Since returning to civilian rule in 1999, Kukah has pointed out that the democratic process has withstood three major threats. The first was the attempt in 2000, “when some disgruntled northern politicians took their hypocrisy to a very high level by declaring that they wanted the northern states to sign up to Islamic law.” The second was the period of uncertainty when it was not clear whether President Umaru Yar’Adua was alive or not, providing an opportunity for a coup. The third followed the 2015 general election, when many powerful forces did not want President Goodluck Jonathan to concede defeat.

Kukah regretted that in almost every branch of public service from local governments to the state to the federal government, recruitment and promotion “depend on who you know, not what you know.”

For him, the path to national cohesion should include a democratic understanding between the rulers and the ruled, conscious recruitment of leaders, and an open political system that produces the best and not one in which “only those in power know who they are going to manipulate and who power to cover their soiled footsteps.”

He also proposed restoring universities to their prominent position as strongholds of learning and culture, while fighting corruption rather than deodorizing it.

Looking to the future, the bishop advised: “The younger generation must learn from our terrible mistakes – the hypocrisy, the deception and the outright criminality – which have been passed on by the government.”

But he assured them: “Your certificate is more than a thousand armored tanks. One of you with a certificate is worth a thousand bandits, murderers and murderers, whatever their names are.”

Looking around and looking to the future, the bishop lamented that the country was in a moral free fall as no institution, including the security agencies, or administrative tools, including the constitution, seemed to have overarching allegiance. For him, institutions that demand loyalty elsewhere have become empty shells in Nigeria. With the decline in national cohesion, each community is now a nation with its own anthem and flag. Deploring the terrorization and neglect of history, he said, “Without history, a nation navigates without a compass and memory becomes subjective.”
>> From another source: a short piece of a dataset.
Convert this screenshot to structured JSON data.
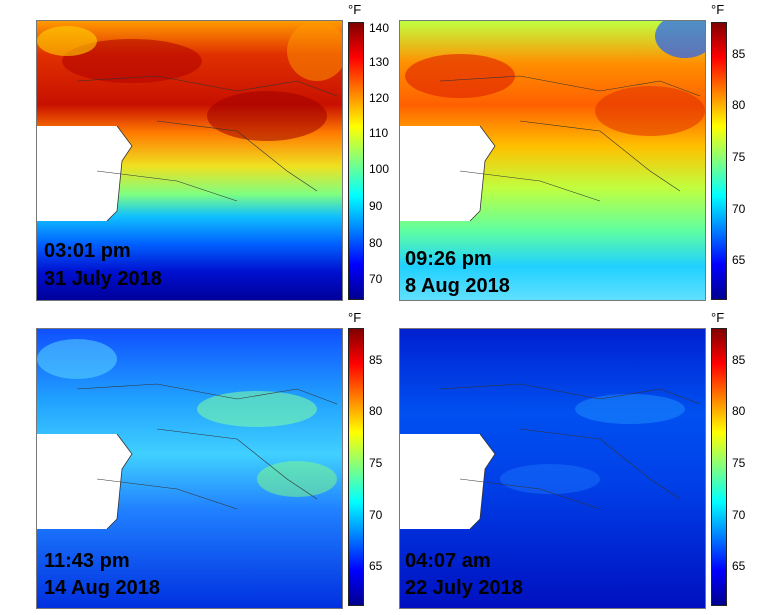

Kukah posed a pertinent question: “So what should we say tomorrow when President Buhari is gone? The delusion of our messianic quest is part of our frustration.”

None of this stopped Buhari from winning the 2019 presidential election, pursuing his unhelpful policies and continuing the country’s slide into anarchism. Nor has it stopped Kukah from marching to war armed with the truth. This has predictably angered the Buhari presidency, which attacks the bishop at least once a year. When the presidency claimed in April 2021 that the bishop “speaks not like a man of God,” I responded in my column entitled “Bishop Kukah’s Voice Weeping in the Wilderness”: “Breaking the mirror that Kukah before the earth has put presidency does not matter. Even if the presidency breaks all the mirrors in the country or makes the possession of a mirror a treacherous crime, that would not change the true image of the Buhari government.”

That year, the presidency accused the bishop of being “unchristian” in his remarks and gave him two choices: either “leave government to the electors and the politicians they elect … or he should shed his clerical robe and join party politics and see how far he can go”. To which I responded in my column entitled, “Jesus Lost Elections, So Bishop Kukah Can Lose to Buhari.”

This Wednesday, August 31, Bishop Kukah will be 70 years old. He is coming to Abuja from his base in Sokoto, bringing with him his latest book, Broken Truths: Nigeria’s Elusive Quest for National Cohesion. Panzer, Kukah Center. Lovers of truth wish Bishop Kukah many more years of service to humanity.